Laudatio zur Verleihung des Heinrich-Brauns-Preises 2015
von Alois Glück, Präsident des Zentralkomitees der deutschen Katholiken (ZdK) - es gilt das gesprochene Wort
Es ist mir eine besondere Ehre und Freude die Laudatio zur Verleihung des Heinrich-Brauns-Preises 2015 an Präses Dr. h.c. Nikolaus Schneider halten zu dürfen.
Der erste Bischof von Essen, Franz Kardinal Hengsbach, hat den Heinrich-Brauns-Preis für Verdienste um die katholische Soziallehre und die christlich-soziale Bewegung gestiftet. Damit ist eines der prägenden Lebensthemen von Dr. h.c. Nikolaus Schneider beschrieben.
Heinrich Brauns zählt zu den großen Pionieren einer Entwicklung in unserer Kirche, die mit dem Begriff „Sozialkatholizismus“ beschrieben wird. Eine heiß umkämpfte Entwicklung. Soll sich die Kirche wirklich um diese weltlichen Dinge kümmern?
Das Zentralkomitee der deutschen Katholiken steht in der Tradition dieses „Sozialkatholizismus“. Die katholische Laienbewegung, insbesondere die katholischen Verbände in Deutschland, sind mit dieser Aufgabe, mit diesen Entwicklungen, eng verbunden.
„Katholische Soziallehre“ und „Evangelische Sozialethik“ – damit können wahrscheinlich die wenigsten Zeitgenossen etwas anfangen.
Christliche Soziallehre, um bei dem Begriff dieses Preises zu bleiben, ist Ausdruck des Kerns des christlichen Glaubens - der Einheit von Gottesliebe und Nächstenliebe.

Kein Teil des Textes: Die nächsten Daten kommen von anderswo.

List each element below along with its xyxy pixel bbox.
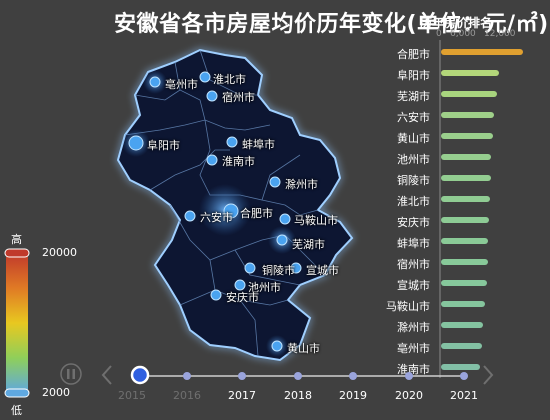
chevron-left-icon[interactable] xyxy=(101,365,112,385)
ranking-bar[interactable] xyxy=(441,112,494,118)
legend-max-value: 20000 xyxy=(42,246,77,259)
timeline-year[interactable]: 2019 xyxy=(339,389,367,402)
legend-gradient xyxy=(6,253,28,393)
ranking-label: 池州市 xyxy=(397,153,430,166)
map-label-huaibei[interactable]: 淮北市 xyxy=(213,73,246,86)
city-dot-luan[interactable] xyxy=(184,210,196,222)
ranking-bar[interactable] xyxy=(441,322,483,328)
city-dot-fuyang[interactable] xyxy=(128,135,144,151)
timeline-year[interactable]: 2018 xyxy=(284,389,312,402)
ranking-header: 历年房价排名 xyxy=(420,16,493,30)
ranking-label: 黄山市 xyxy=(397,132,430,145)
pause-bar-right xyxy=(72,369,75,379)
city-dot-anqing[interactable] xyxy=(210,289,222,301)
city-dot-huaibei[interactable] xyxy=(199,71,211,83)
ranking-bar[interactable] xyxy=(441,343,482,349)
map-label-xuancheng[interactable]: 宣城市 xyxy=(306,264,339,277)
city-dot-tongling[interactable] xyxy=(244,262,256,274)
map-label-bozhou[interactable]: 亳州市 xyxy=(165,78,198,91)
city-dot-wuhu[interactable] xyxy=(276,234,288,246)
map-label-wuhu[interactable]: 芜湖市 xyxy=(292,238,325,251)
ranking-label: 阜阳市 xyxy=(397,69,430,82)
city-dot-huainan[interactable] xyxy=(206,154,218,166)
city-dot-chuzhou[interactable] xyxy=(269,176,281,188)
legend-handle-low[interactable] xyxy=(4,388,30,398)
map-label-bengbu[interactable]: 蚌埠市 xyxy=(242,138,275,151)
legend-min-value: 2000 xyxy=(42,386,70,399)
ranking-label: 芜湖市 xyxy=(397,90,430,103)
map-label-chizhou[interactable]: 池州市 xyxy=(248,281,281,294)
timeline-year[interactable]: 2016 xyxy=(173,389,201,402)
timeline-dot[interactable] xyxy=(294,372,302,380)
ranking-bar[interactable] xyxy=(441,91,497,97)
timeline-year[interactable]: 2021 xyxy=(450,389,478,402)
timeline-dot[interactable] xyxy=(460,372,468,380)
map-label-fuyang[interactable]: 阜阳市 xyxy=(147,139,180,152)
timeline-year[interactable]: 2015 xyxy=(118,389,146,402)
ranking-bar[interactable] xyxy=(441,301,485,307)
ranking-bar[interactable] xyxy=(441,196,490,202)
city-dots xyxy=(128,71,302,352)
city-dot-hefei[interactable] xyxy=(223,203,239,219)
timeline-dot[interactable] xyxy=(349,372,357,380)
axis-tick-0: 0 xyxy=(436,29,442,39)
ranking-bar[interactable] xyxy=(441,238,488,244)
ranking-label: 亳州市 xyxy=(397,342,430,355)
ranking-bar[interactable] xyxy=(441,70,499,76)
pause-icon[interactable] xyxy=(60,363,82,385)
map-label-anqing[interactable]: 安庆市 xyxy=(226,291,259,304)
ranking-label: 六安市 xyxy=(397,111,430,124)
axis-tick-1: 6,000 xyxy=(450,29,476,39)
pause-bar-left xyxy=(67,369,70,379)
ranking-label: 滁州市 xyxy=(397,321,430,334)
city-dot-bozhou[interactable] xyxy=(149,76,161,88)
ranking-bar[interactable] xyxy=(441,175,491,181)
city-dot-chizhou[interactable] xyxy=(234,279,246,291)
city-dot-huangshan[interactable] xyxy=(271,340,283,352)
map-label-maanshan[interactable]: 马鞍山市 xyxy=(294,214,338,227)
timeline-current-marker[interactable] xyxy=(130,365,150,385)
ranking-label: 淮北市 xyxy=(397,195,430,208)
city-boundaries xyxy=(124,49,326,357)
timeline-dot[interactable] xyxy=(405,372,413,380)
ranking-label: 合肥市 xyxy=(397,48,430,61)
chevron-right-icon[interactable] xyxy=(483,365,494,385)
map-label-huangshan[interactable]: 黄山市 xyxy=(287,342,320,355)
axis-tick-2: 12,000 xyxy=(484,29,516,39)
ranking-bar[interactable] xyxy=(441,154,491,160)
ranking-bar[interactable] xyxy=(441,49,523,55)
timeline-dot[interactable] xyxy=(183,372,191,380)
page-title: 安徽省各市房屋均价历年变化(单位：元/㎡) xyxy=(114,12,549,37)
ranking-label: 铜陵市 xyxy=(397,174,430,187)
timeline-year[interactable]: 2017 xyxy=(228,389,256,402)
ranking-bar[interactable] xyxy=(441,280,487,286)
map-label-tongling[interactable]: 铜陵市 xyxy=(262,264,295,277)
timeline-dot[interactable] xyxy=(238,372,246,380)
map-label-chuzhou[interactable]: 滁州市 xyxy=(285,178,318,191)
ranking-label: 淮南市 xyxy=(397,363,430,376)
legend-handle-high[interactable] xyxy=(4,248,30,258)
ranking-label: 蚌埠市 xyxy=(397,237,430,250)
ranking-label: 马鞍山市 xyxy=(386,300,430,313)
ranking-bar[interactable] xyxy=(441,133,493,139)
map-label-luan[interactable]: 六安市 xyxy=(200,211,233,224)
map-label-suzhou[interactable]: 宿州市 xyxy=(222,91,255,104)
legend-low-label: 低 xyxy=(11,404,22,417)
ranking-label: 宣城市 xyxy=(397,279,430,292)
ranking-label: 宿州市 xyxy=(397,258,430,271)
ranking-bar[interactable] xyxy=(441,217,489,223)
city-dot-xuancheng[interactable] xyxy=(290,262,302,274)
ranking-bar[interactable] xyxy=(441,364,480,370)
map-label-hefei[interactable]: 合肥市 xyxy=(240,207,273,220)
ranking-bar[interactable] xyxy=(441,259,488,265)
city-dot-suzhou[interactable] xyxy=(206,90,218,102)
ranking-label: 安庆市 xyxy=(397,216,430,229)
map-label-huainan[interactable]: 淮南市 xyxy=(222,155,255,168)
city-dot-bengbu[interactable] xyxy=(226,136,238,148)
city-dot-maanshan[interactable] xyxy=(279,213,291,225)
legend-high-label: 高 xyxy=(11,233,22,246)
timeline-year[interactable]: 2020 xyxy=(395,389,423,402)
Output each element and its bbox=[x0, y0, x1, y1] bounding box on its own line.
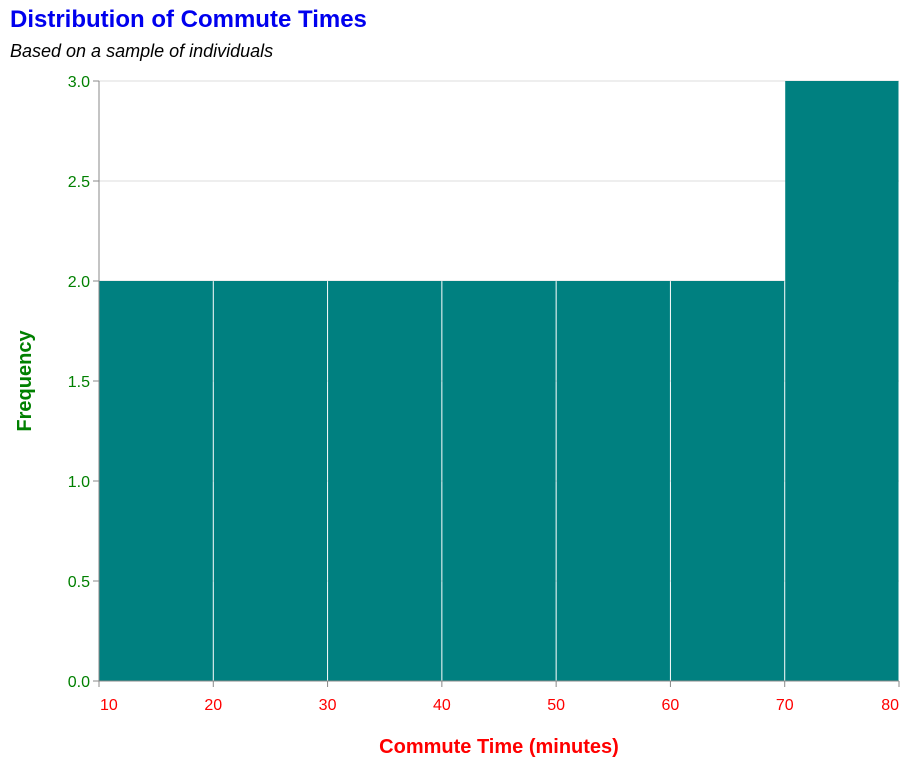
x-tick-label: 60 bbox=[662, 697, 680, 714]
x-tick-label: 70 bbox=[776, 697, 794, 714]
x-axis-ticks: 10 20 30 40 50 60 70 80 bbox=[98, 681, 900, 714]
y-tick-label: 0.5 bbox=[68, 574, 90, 591]
x-axis-title: Commute Time (minutes) bbox=[379, 736, 619, 758]
y-tick-label: 2.0 bbox=[68, 274, 90, 291]
chart-title: Distribution of Commute Times bbox=[10, 6, 367, 33]
histogram-bar bbox=[328, 281, 442, 681]
histogram-bar bbox=[213, 281, 328, 681]
x-tick-label: 80 bbox=[881, 697, 899, 714]
chart-subtitle: Based on a sample of individuals bbox=[10, 41, 274, 61]
x-tick-label: 30 bbox=[319, 697, 337, 714]
histogram-bar bbox=[556, 281, 670, 681]
y-axis-ticks: 0.0 0.5 1.0 1.5 2.0 2.5 3.0 bbox=[68, 74, 99, 691]
y-tick-label: 0.0 bbox=[68, 674, 90, 691]
histogram-bar bbox=[442, 281, 556, 681]
histogram-bar bbox=[99, 281, 213, 681]
y-tick-label: 2.5 bbox=[68, 174, 90, 191]
x-tick-label: 20 bbox=[204, 697, 222, 714]
y-tick-label: 3.0 bbox=[68, 74, 90, 91]
histogram-bars bbox=[99, 81, 899, 681]
x-tick-label: 10 bbox=[100, 697, 118, 714]
x-tick-label: 40 bbox=[433, 697, 451, 714]
y-axis-title: Frequency bbox=[14, 330, 36, 432]
histogram-bar bbox=[670, 281, 785, 681]
y-tick-label: 1.5 bbox=[68, 374, 90, 391]
y-tick-label: 1.0 bbox=[68, 474, 90, 491]
x-tick-label: 50 bbox=[547, 697, 565, 714]
histogram-bar bbox=[785, 81, 899, 681]
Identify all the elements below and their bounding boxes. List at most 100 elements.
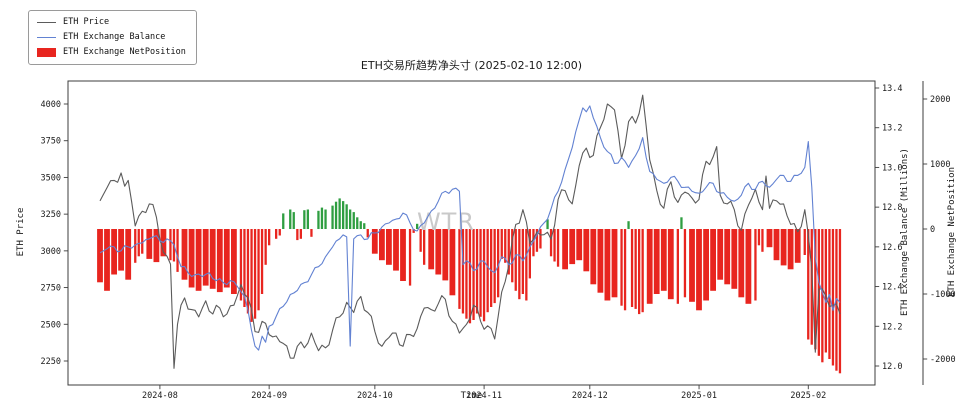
- netposition-bar: [824, 229, 827, 353]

Nächstenliebe als Konsequenz der Botschaft des Lebens des Jesus von Nazareth. Nächstenliebe nicht als falsches Harmonisieren, sondern als konkrete Zuwendung zum Nächsten, gerade auch, wenn es anstrengend ist, wenn der Nächste anstrengend ist. Dazu gehört ja auch die oft schmerzhafte Einsicht, dass uns häufig ja gerade diejenigen aufregen, die bei uns eine nicht eingestandene Schwäche, eine schmerzhafte Schwachstelle ansprechen. Gottesliebe ohne Nächstenliebe, Gottesdienst ohne Zuwendung zum Menschen, ist im christlichen Verständnis kaum möglich.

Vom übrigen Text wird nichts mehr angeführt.